Теперь уже даже Мими рассмеялась.
– Берт, у тебя сохранилась та листовка?
Альберехт сунул большой и указательный пальцы в жилетный карман, нащупал оранжевую листовку и развернул.
Держа ее двумя руками прямо перед носом у Лины, словно боясь, что она откажется читать, Альберехт прочитал вслух:
– Помогите нам прогнать тех, кто вам обманывал! Они вам предали и продали лордам-капиталистам, нещадно эксплуатирующим полмира.
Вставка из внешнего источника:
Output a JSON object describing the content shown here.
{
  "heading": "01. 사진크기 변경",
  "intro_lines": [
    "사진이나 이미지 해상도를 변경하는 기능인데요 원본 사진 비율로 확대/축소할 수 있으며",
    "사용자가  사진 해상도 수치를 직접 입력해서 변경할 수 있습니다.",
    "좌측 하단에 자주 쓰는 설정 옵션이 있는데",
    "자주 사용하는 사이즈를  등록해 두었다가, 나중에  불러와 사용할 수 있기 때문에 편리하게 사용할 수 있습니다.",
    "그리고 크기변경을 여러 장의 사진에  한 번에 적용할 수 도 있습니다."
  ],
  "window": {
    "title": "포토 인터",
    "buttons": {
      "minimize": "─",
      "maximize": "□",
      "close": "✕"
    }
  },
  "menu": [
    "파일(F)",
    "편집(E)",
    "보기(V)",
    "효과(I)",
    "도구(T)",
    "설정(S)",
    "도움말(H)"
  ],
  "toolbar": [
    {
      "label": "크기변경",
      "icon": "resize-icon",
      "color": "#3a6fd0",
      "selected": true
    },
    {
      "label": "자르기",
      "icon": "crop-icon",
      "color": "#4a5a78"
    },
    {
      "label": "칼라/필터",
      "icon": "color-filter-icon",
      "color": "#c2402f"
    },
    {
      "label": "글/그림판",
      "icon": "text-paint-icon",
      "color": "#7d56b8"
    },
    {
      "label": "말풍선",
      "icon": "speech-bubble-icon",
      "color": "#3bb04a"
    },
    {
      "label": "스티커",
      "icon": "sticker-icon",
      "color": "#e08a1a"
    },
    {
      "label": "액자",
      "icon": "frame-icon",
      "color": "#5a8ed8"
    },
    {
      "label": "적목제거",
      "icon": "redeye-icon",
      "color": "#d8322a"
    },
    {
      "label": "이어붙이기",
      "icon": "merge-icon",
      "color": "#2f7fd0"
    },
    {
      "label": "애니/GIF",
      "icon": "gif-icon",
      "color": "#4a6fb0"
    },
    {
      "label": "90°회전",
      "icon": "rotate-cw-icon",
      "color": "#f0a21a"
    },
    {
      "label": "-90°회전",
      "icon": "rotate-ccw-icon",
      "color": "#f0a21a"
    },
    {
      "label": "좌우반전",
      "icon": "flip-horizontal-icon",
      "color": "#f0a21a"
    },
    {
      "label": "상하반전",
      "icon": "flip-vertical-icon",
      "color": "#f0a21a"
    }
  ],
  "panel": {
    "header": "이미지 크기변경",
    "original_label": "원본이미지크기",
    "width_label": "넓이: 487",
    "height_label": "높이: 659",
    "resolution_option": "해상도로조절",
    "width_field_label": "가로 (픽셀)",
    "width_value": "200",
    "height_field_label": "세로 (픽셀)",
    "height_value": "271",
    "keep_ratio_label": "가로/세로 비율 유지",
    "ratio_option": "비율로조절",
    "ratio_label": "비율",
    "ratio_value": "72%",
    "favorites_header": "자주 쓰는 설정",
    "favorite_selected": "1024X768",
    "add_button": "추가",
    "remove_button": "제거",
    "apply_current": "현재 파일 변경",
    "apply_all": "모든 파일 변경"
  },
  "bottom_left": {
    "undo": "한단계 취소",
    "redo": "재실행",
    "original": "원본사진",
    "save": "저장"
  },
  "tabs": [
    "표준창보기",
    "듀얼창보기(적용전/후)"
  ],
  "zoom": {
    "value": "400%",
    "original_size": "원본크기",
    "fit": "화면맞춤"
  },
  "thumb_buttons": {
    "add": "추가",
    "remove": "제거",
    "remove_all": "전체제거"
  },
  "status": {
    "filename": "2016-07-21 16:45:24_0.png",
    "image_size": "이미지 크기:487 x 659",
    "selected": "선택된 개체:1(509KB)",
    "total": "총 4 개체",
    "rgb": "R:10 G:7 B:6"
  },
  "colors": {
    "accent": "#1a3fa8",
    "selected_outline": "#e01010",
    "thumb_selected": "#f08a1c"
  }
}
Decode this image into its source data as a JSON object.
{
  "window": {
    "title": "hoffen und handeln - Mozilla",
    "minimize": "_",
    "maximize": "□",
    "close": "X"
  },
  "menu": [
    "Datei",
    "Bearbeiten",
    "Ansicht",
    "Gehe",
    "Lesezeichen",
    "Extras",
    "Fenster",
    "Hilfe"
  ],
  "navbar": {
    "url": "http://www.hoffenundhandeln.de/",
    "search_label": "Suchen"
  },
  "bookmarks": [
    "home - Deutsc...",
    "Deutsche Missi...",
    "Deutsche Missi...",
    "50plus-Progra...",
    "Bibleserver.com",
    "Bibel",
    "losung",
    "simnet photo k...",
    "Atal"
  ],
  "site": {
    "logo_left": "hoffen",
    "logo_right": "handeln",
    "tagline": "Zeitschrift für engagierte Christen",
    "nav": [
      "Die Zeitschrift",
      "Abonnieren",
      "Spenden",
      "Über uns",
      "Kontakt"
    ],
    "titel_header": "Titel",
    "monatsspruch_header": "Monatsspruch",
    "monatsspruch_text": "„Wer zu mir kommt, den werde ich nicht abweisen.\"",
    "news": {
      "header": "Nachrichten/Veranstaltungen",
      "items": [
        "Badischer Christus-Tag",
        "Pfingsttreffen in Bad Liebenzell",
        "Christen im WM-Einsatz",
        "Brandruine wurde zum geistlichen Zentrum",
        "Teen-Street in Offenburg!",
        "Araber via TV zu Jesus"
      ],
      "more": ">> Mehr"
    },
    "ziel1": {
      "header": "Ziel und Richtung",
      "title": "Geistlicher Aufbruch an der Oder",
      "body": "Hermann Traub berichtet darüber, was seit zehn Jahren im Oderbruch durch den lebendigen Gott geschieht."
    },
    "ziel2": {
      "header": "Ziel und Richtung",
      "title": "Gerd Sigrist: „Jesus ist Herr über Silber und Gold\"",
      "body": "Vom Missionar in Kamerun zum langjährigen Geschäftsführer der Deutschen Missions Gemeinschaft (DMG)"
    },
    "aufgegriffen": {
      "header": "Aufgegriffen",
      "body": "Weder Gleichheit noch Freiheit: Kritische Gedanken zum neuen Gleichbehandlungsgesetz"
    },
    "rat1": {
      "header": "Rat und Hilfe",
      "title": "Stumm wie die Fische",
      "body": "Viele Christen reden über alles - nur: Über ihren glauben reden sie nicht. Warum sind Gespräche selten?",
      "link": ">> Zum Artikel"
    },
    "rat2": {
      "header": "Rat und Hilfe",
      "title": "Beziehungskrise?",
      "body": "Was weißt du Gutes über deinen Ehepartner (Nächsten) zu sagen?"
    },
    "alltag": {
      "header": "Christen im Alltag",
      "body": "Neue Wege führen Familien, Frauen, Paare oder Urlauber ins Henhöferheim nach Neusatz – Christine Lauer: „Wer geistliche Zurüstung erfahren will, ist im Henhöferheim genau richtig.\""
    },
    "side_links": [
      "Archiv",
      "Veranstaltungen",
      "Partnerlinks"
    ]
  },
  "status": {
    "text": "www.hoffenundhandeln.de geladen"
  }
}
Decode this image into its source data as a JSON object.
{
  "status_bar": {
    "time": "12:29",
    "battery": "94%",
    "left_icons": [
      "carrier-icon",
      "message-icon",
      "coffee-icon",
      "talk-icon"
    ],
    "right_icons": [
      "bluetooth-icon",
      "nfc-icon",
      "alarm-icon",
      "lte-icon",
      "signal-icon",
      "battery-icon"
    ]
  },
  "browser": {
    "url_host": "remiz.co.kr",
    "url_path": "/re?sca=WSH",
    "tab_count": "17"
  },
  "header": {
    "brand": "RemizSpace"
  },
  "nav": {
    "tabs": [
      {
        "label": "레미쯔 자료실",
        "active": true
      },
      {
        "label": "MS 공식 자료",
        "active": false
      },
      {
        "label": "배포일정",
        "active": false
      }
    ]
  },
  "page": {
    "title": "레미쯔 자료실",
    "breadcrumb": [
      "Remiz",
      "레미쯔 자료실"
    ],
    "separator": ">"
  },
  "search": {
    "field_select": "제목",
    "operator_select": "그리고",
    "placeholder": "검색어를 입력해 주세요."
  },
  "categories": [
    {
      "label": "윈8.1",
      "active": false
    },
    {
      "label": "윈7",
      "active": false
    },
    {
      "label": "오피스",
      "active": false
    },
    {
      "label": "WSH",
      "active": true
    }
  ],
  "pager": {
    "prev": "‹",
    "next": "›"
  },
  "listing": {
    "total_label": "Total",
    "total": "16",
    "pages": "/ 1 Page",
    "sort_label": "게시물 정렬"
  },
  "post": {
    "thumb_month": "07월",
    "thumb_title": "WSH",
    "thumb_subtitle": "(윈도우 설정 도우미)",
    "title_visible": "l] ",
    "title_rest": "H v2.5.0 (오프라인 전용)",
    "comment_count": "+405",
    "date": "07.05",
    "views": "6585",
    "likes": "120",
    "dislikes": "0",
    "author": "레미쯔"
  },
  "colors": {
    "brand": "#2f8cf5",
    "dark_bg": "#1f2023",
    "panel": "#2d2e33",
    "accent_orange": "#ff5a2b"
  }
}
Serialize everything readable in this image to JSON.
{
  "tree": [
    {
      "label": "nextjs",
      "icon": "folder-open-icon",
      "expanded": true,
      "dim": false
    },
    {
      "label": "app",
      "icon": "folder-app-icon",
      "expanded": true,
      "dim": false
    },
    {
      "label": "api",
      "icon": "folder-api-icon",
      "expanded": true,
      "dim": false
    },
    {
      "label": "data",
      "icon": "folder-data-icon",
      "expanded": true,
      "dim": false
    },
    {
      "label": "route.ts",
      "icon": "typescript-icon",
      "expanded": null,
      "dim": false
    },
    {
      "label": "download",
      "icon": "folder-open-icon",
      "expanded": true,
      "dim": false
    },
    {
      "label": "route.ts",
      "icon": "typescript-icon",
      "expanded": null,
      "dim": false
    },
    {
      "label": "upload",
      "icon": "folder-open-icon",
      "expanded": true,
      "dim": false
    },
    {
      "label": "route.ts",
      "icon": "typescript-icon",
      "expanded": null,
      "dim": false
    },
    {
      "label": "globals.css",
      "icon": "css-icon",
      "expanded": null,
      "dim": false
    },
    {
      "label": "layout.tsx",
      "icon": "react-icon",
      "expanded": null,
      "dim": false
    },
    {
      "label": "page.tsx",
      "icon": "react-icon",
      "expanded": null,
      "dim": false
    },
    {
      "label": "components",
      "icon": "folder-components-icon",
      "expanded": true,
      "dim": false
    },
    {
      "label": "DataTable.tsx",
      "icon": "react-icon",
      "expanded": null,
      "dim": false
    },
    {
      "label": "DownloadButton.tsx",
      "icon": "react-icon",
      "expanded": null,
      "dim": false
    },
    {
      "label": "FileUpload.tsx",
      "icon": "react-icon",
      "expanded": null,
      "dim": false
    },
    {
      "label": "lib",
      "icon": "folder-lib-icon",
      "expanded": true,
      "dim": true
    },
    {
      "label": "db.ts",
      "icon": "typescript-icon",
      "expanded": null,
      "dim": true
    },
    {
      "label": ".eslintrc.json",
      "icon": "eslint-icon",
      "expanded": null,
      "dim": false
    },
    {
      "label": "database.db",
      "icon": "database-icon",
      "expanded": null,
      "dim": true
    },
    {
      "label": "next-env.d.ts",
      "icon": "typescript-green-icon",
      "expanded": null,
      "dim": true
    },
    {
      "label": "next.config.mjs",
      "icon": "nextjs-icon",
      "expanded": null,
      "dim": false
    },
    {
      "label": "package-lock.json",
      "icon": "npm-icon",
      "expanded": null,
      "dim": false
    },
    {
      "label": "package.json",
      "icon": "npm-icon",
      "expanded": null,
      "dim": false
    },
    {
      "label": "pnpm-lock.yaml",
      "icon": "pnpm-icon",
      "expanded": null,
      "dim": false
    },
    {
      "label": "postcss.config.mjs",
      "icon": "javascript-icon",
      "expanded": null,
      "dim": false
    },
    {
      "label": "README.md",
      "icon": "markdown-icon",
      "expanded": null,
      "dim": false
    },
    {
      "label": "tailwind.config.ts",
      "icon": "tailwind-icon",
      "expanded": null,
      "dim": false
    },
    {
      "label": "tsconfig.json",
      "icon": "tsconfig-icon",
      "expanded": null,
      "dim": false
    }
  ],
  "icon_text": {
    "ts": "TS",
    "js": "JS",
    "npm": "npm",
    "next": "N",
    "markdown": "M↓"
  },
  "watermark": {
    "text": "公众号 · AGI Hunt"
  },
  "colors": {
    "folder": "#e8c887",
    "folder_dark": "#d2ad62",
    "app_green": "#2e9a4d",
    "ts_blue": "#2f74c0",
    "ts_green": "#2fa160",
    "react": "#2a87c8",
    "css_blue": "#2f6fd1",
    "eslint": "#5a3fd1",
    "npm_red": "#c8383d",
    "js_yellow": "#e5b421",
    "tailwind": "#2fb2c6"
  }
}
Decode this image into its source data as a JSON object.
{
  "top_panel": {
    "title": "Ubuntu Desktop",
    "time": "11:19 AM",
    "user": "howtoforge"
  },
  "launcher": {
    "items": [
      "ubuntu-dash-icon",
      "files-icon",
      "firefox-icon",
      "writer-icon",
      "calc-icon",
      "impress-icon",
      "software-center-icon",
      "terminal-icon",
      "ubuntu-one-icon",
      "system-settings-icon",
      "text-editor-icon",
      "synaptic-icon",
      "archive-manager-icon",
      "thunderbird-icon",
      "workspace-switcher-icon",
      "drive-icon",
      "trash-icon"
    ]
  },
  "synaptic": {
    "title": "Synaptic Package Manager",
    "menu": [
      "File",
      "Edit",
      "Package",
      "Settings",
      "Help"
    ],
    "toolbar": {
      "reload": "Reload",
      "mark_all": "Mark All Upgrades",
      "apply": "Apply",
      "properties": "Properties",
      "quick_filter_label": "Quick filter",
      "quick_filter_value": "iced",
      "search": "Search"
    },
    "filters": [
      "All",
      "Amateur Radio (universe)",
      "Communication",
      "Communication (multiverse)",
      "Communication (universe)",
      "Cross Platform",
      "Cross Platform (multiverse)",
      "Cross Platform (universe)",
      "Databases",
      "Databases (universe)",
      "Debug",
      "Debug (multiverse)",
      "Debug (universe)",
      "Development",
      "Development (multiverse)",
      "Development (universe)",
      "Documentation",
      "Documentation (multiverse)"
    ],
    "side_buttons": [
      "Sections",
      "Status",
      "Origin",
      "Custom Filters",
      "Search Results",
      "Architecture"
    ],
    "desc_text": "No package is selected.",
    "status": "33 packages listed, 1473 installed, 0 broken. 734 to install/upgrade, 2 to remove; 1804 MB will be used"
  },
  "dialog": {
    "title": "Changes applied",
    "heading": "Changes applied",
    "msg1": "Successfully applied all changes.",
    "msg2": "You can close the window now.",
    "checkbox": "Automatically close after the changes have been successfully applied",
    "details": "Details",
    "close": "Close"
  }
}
– Удивительное дело, – сказала Лина, – ведь это в точности то же самое, что утверждает Мими!
Альберехт опустил руки с листовкой и показался себе таким смешным, что какое-то время не решался положить оранжевый листочек обратно в карман.
– Твой брат тоже считает, что все музеи надо сжечь? – спросила Лина.
Показав рукой в сторону зарева на горизонте, Альберехт ответил:
– Не думаю, что мой брат несет ответственность за этот пожар.
Затем разорвал оранжевую листовку на кусочки.
– Гитлер, – сказала Мими, – не сжег еще ни одного музея, ни одной картины или книги? Как ты можешь такое говорить, когда видишь своими глазами, что происходит?